Les sentiers de la forêt du Jorat pourraient faire l’objet d’un parcours didactique selon une proposition citoyenne (photo: Maxime Rebord).

Les résultats des ateliers participatifs ayant permis aux habitants d’exprimer leurs suggestions ont été présentés au public. Renforcement de la filière bois, développement de l’agritourisme, ouverture de magasins avec des produits locaux issus du terroir ou organisation d’un circuit didactique font partie des souhaits. Une rencontre avec les opposants au projet est par ailleurs prévue.

A quelques encablures de Lausanne, une réserve naturelle. Le rêve pour certains. Le cauchemar pour d’autres. L’association «Jorat, une terre à vivre au quotidien» (JUTAVAQ) esquisse son projet de parc périurbain avec les habitants de la région. Ce qu’elle s’est employée à faire à l’aide d’une première série d’ateliers en 2017, où les citoyens pouvaient soumettre leurs propositions. Entre fin février et début mars, quatre nouvelles soirées visaient à présenter le résultat des idées du public.

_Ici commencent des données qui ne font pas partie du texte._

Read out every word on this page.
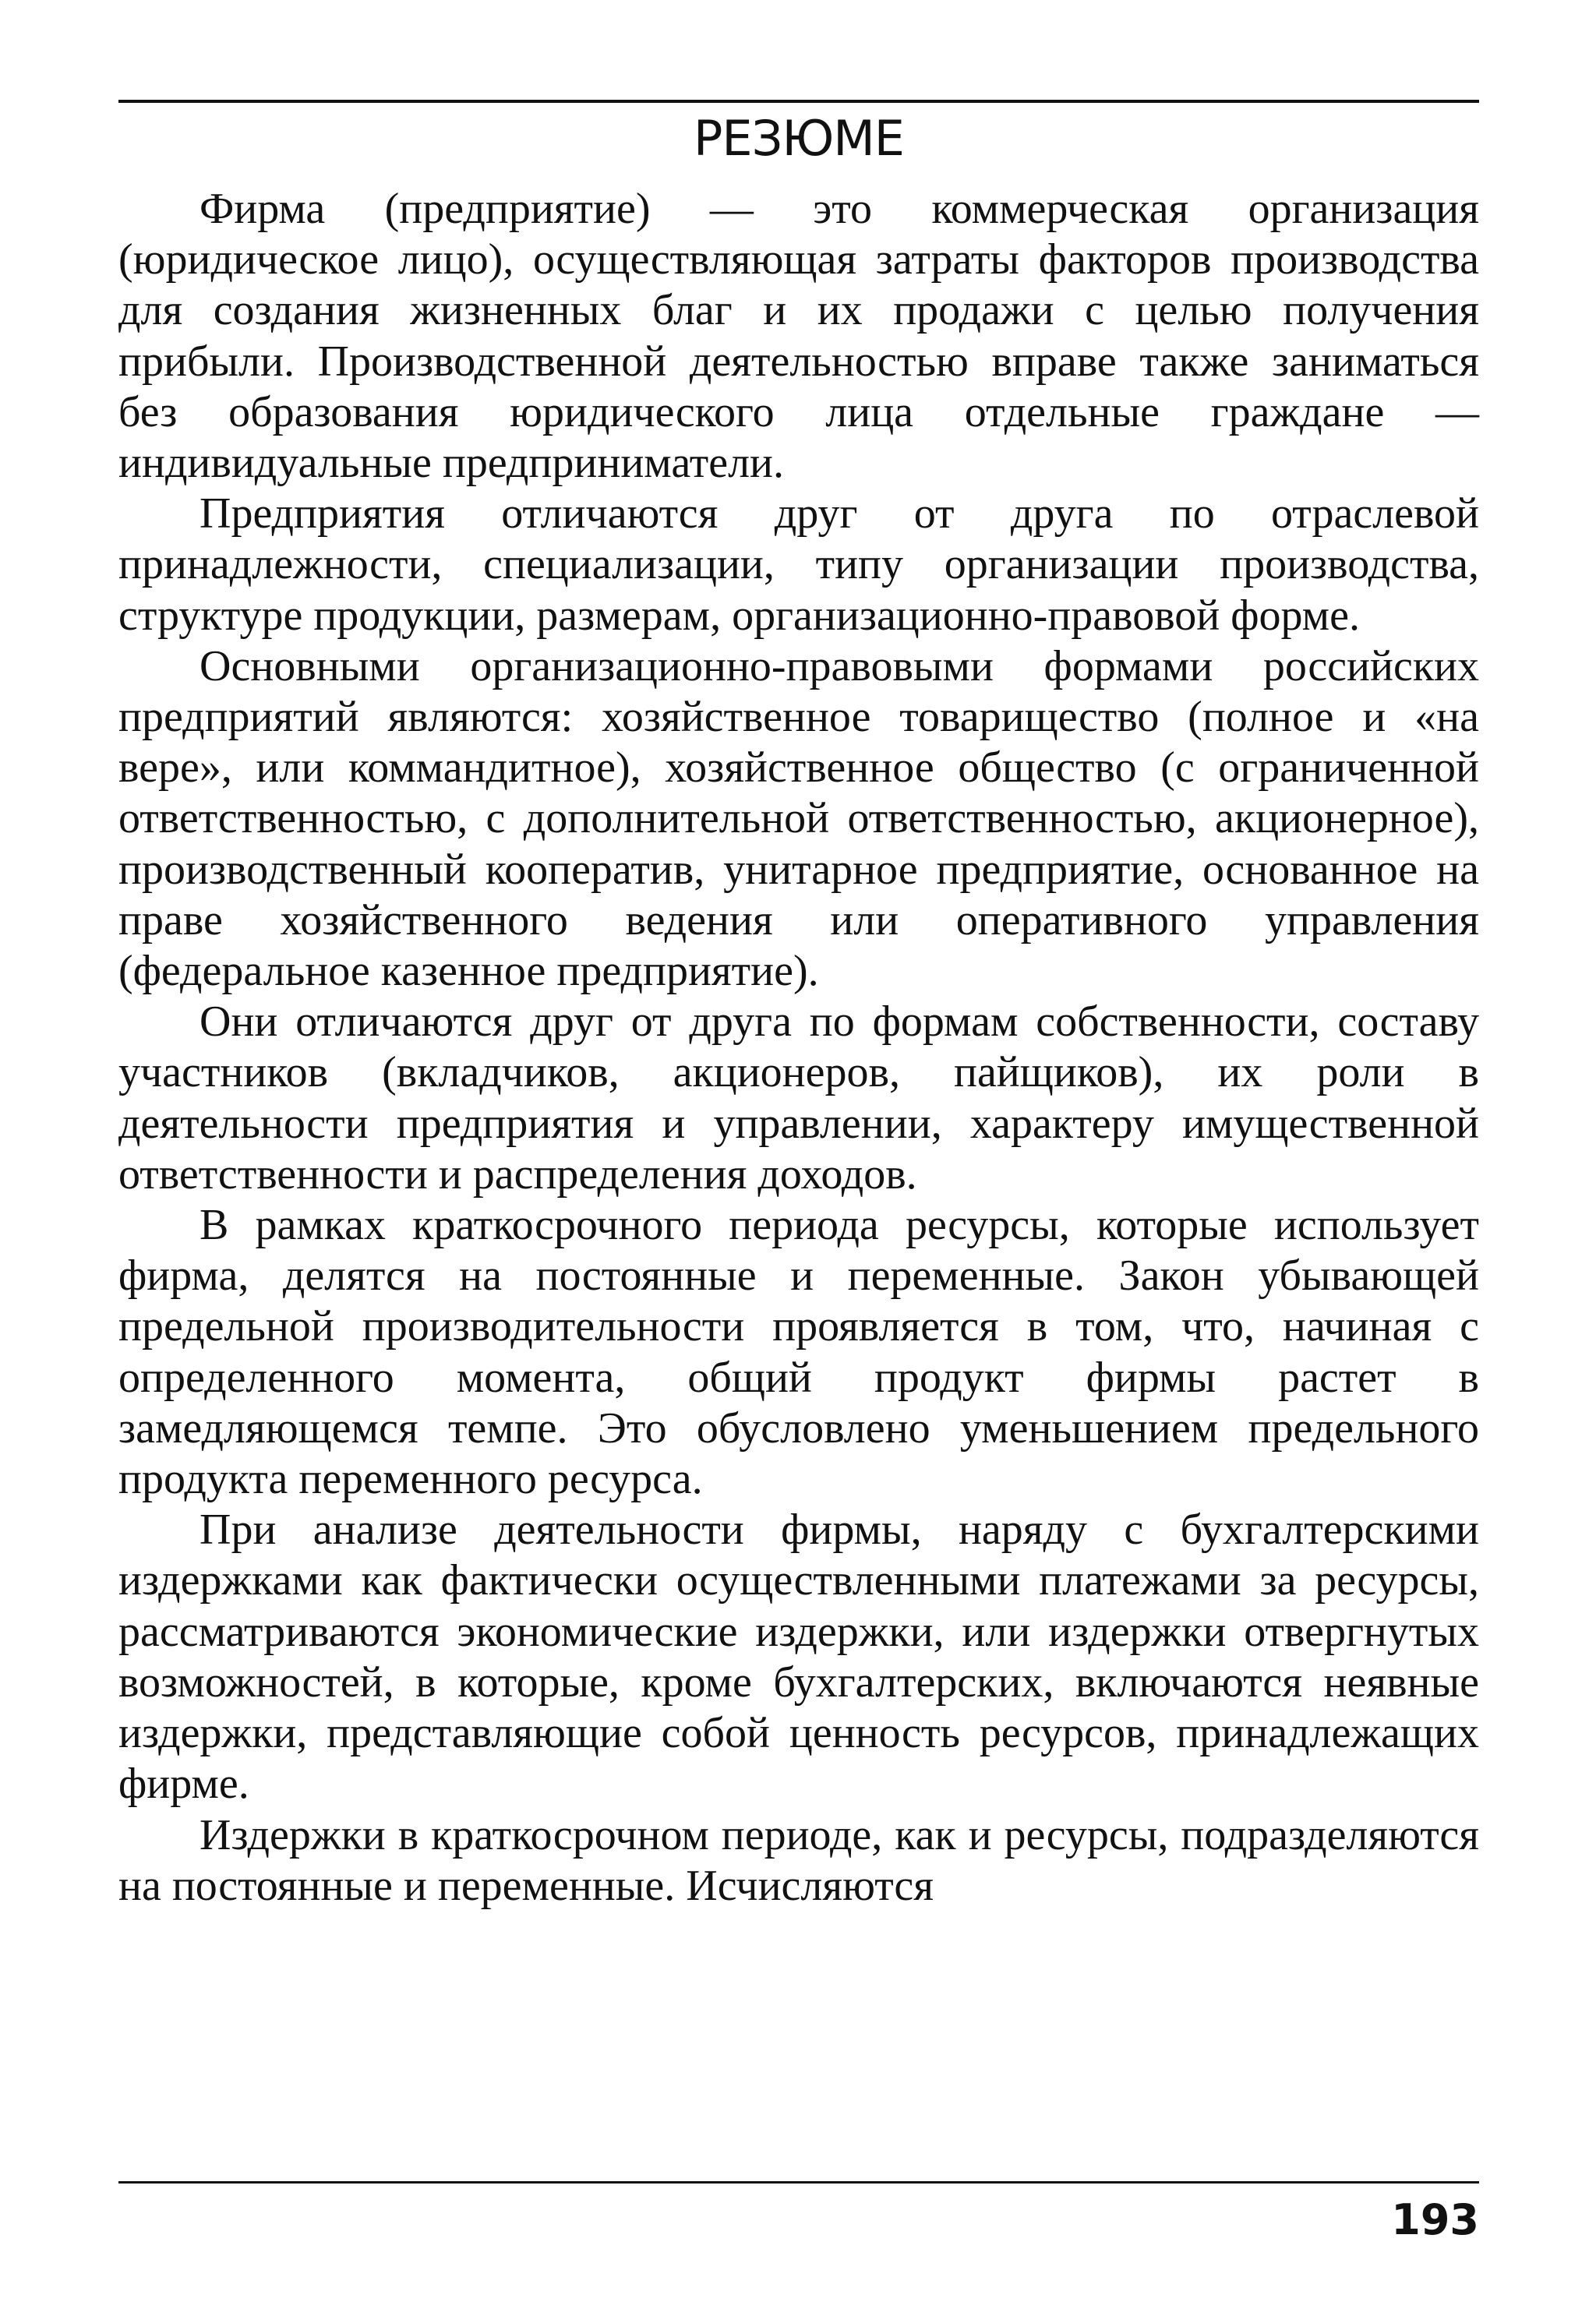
РЕЗЮМЕ

Фирма (предприятие) — это коммерческая организация (юридическое лицо), осуществляющая затраты факторов производства для создания жизненных благ и их продажи с целью получения прибыли. Производственной деятельностью вправе также заниматься без образования юридического лица отдельные граждане — индивидуальные предприниматели.

Предприятия отличаются друг от друга по отраслевой принадлежности, специализации, типу организации производства, структуре продукции, размерам, организационно-правовой форме.

Основными организационно-правовыми формами российских предприятий являются: хозяйственное товарищество (полное и «на вере», или коммандитное), хозяйственное общество (с ограниченной ответственностью, с дополнительной ответственностью, акционерное), производственный кооператив, унитарное предприятие, основанное на праве хозяйственного ведения или оперативного управления (федеральное казенное предприятие).

Они отличаются друг от друга по формам собственности, составу участников (вкладчиков, акционеров, пайщиков), их роли в деятельности предприятия и управлении, характеру имущественной ответственности и распределения доходов.

В рамках краткосрочного периода ресурсы, которые использует фирма, делятся на постоянные и переменные. Закон убывающей предельной производительности проявляется в том, что, начиная с определенного момента, общий продукт фирмы растет в замедляющемся темпе. Это обусловлено уменьшением предельного продукта переменного ресурса.

При анализе деятельности фирмы, наряду с бухгалтерскими издержками как фактически осуществленными платежами за ресурсы, рассматриваются экономические издержки, или издержки отвергнутых возможностей, в которые, кроме бухгалтерских, включаются неявные издержки, представляющие собой ценность ресурсов, принадлежащих фирме.

Издержки в краткосрочном периоде, как и ресурсы, подразделяются на постоянные и переменные. Исчисляются

193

En vrac, le renforcement de la filière bois, le développement de l’agritourisme, l’ouverture de magasins avec des produits locaux issus du terroir, l’organisation d’un circuit didactique, l’implication des sociétés de jeunesse locales, etc. De manière générale, les suggestions de la population sont positives et dans l’esprit de JUTAVAQ. La plupart sont intégrées au concept. «Elles correspondent assez au rôle du parc, précise Sophie Chanel, cheffe de projet. La promotion du patrimoine, la sensibilisation à l’environnement ou l’accueil et l’information à proximité de la forêt.»

Pas de fermeture de route
Seules quatre propositions ont eu droit au feu rouge. La volonté de laisser les triages exploiter davantage de bois par exemple, puisque sa gestion est cadrée par le canton et les quantités sont fixées dans le cadre des plans des gestion communaux. La fermeture de certaines routes ne peut pas non plus être intégrée au programme, car le réseau de mobilité individuel dépend des stratégies communales et cantonales. En revanche, un soutien sera apporté pour le développement des transports publics et il faudra canaliser les visiteurs. Reste l’impossibilité de créer de l’énergie associée à l’image du parc, ce dernier ne pouvant pas produire lui-même du courant vert.

Rencontre avec les opposants
En outre, concernant l’exploitation forestière, JUTAVAQ a reçu les résultats d’une étude menée l’année dernière. Avec le parc, 10% du potentiel exploitable annuellement, situé uniquement en forêt publique, serait compris dans la zone centrale. En 2018, la commission bois, économie et tourisme poursuit son travail sur l’incidence du projet de réserve périurbaine sur l’organisation des groupements forestiers de la région et comment renforcer la filière bois joratoise. «Le but est d’avoir une logique régionale», souligne Sophie Chanel.

Si l’association et une partie des habitants semblent acquis à la cause, un comité s’est formé fin 2017 pour s’y opposer. A l’heure de l’écriture de ces lignes, une rencontre est prévue entre JUTAVAQ et les membres de Parque pas mon Jorat, la société contestant le projet. «Nous allons pouvoir discuter de leurs préoccupations autour des restrictions», avance Sophie Chanel.